Still, home sales jump significantly over 2011

Posted: October 25, 2012 4:35 p.m.
Updated: October 25, 2012 4:35 p.m.

Record low housing inventory in the Santa Clarita Valley resulted in both bad news and good for September home sales, according to a report released Thursday.

The bad news: home sales fell 13.6 percent, and condo sales dropped 11.7 percent, compared to August, reported the Southland Regional Association of Realtors.

Local experts cite seasonal factors as one cause of lower home sales, but Realtors said the prevailing factor driving lower home sales is the lack of available homes listed for sale.

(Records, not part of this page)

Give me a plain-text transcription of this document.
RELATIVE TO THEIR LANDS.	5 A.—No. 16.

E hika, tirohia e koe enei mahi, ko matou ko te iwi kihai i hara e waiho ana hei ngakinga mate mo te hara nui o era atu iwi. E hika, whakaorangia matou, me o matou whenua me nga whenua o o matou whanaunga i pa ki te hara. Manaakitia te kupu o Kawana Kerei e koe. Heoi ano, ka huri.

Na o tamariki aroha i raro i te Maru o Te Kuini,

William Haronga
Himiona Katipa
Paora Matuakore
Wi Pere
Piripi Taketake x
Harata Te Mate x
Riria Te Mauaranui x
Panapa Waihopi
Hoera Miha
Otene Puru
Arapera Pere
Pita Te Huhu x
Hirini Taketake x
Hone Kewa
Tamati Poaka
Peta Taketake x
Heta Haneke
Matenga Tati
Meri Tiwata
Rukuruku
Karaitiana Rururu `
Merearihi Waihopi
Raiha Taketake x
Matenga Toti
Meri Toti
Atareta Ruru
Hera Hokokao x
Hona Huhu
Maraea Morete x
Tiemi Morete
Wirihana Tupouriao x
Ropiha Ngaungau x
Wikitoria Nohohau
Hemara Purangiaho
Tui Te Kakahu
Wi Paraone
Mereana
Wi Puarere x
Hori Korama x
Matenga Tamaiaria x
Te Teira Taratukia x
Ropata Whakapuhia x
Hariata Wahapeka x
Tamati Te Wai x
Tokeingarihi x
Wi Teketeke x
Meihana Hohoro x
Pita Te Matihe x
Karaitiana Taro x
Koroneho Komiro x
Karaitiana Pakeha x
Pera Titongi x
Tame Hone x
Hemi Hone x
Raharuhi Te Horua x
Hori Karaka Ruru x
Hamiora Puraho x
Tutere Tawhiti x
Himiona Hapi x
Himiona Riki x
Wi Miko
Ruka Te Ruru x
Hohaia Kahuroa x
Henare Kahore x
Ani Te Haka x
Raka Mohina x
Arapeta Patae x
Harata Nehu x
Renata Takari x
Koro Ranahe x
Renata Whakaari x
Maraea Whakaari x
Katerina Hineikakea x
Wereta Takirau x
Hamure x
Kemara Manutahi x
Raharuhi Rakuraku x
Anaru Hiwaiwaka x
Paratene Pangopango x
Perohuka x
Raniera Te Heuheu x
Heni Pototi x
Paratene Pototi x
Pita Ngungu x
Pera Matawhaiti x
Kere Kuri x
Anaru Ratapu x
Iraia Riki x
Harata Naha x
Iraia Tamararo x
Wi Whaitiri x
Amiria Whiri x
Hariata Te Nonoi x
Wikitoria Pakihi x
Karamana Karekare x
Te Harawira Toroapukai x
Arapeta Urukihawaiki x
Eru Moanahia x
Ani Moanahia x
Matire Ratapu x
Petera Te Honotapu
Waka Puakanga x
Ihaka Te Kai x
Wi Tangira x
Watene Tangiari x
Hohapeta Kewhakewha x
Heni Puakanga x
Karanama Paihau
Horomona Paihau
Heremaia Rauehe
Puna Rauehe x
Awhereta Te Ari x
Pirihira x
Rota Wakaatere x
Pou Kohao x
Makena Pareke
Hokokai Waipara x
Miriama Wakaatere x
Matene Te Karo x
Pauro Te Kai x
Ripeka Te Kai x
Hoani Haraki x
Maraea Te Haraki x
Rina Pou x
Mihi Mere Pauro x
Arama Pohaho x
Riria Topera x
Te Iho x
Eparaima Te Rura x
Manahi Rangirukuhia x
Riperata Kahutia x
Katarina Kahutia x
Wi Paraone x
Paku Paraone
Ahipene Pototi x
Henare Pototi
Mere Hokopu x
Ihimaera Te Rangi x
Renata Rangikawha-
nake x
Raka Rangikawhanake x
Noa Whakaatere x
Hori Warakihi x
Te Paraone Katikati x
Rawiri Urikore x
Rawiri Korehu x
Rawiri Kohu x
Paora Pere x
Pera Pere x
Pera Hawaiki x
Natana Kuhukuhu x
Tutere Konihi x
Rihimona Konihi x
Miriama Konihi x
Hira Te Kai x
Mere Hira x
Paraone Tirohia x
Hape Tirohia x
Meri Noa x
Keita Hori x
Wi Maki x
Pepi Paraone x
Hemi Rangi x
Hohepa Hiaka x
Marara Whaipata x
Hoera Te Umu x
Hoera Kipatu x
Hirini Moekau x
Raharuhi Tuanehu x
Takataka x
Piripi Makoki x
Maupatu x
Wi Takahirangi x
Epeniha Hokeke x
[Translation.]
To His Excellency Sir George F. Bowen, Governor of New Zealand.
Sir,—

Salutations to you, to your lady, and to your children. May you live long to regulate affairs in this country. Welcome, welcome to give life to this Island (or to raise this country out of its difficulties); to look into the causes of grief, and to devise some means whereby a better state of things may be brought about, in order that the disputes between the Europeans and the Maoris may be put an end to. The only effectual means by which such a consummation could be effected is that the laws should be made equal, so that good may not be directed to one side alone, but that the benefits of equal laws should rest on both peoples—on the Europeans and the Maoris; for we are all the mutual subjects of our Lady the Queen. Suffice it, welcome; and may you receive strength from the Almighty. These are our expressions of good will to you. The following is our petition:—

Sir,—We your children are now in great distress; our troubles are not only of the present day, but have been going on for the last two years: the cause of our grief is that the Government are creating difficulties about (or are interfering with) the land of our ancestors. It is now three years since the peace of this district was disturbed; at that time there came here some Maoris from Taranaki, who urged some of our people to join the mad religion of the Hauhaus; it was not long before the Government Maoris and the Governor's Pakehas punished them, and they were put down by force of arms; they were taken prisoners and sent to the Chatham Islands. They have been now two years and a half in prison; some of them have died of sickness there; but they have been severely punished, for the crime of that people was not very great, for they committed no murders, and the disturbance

The current inventory levels represent only a 1.5-month supply; a year ago the inventory was a 4.8-month supply, the Realtors association reported. A healthy inventory is considered to be a five- to six-month supply.

As home sales have marked multiple months of increases in most metropolitan markets across the nation, the inventory of homes listed for sale has also been shrinking.

The good news: buyer demand is changing the landscape of the resale market.

Bidding wars have often erupted due to the limited supply of homes listed for sale, local Realtors report. They also said buyers are dropping contingency requirements and agreeing to make up any difference between the sale and appraisal price.

The growing demand for housing caused Santa Clarita Valley home sales to rise 16 percent in September over the same month in 2011, the association reported. Condo sales jumped 28 percent over 2011.

Nearly every property priced under $400,000 generates 15 to 20 offers, said Erika Kauzlarich-Bird, president of the Santa Clarita Valley Division of the association. There were recent reports of 75 offers on a bank-owned property, while a listing she posted drew 12 offers within days, with four more offers expected, she said.

And prices are up. Median prices for single-family homes in September increased 3 percent over 2011, and condos jumped nearly 5 percent over the prior year.

“The local housing market has recovered and the only way to go is up,” Kauzlarich-Bird said.

Despite the inventory drought, the sale of single-family homes jumped 16 percent over a year ago, with 190 such sales. The 91 condos that closed represented increase of 38 percent over the prior year.

“There are a lot of people who saw this opportunity coming,” Kauzlarich-Bird said.

The Santa Clarita market is on the rise, said Jim Link, the association’s chief executive officer.

The market has recovered here faster than in other California communities for many reasons, Kauzlarich-Bird said. Santa Clarita is a modern, beautiful, safe community in which to live and raise a family, she said. She also praised local lawmakers for budgeting wisely and keeping taxes low while doing much to lure businesses, thus added jobs and filling local government coffers.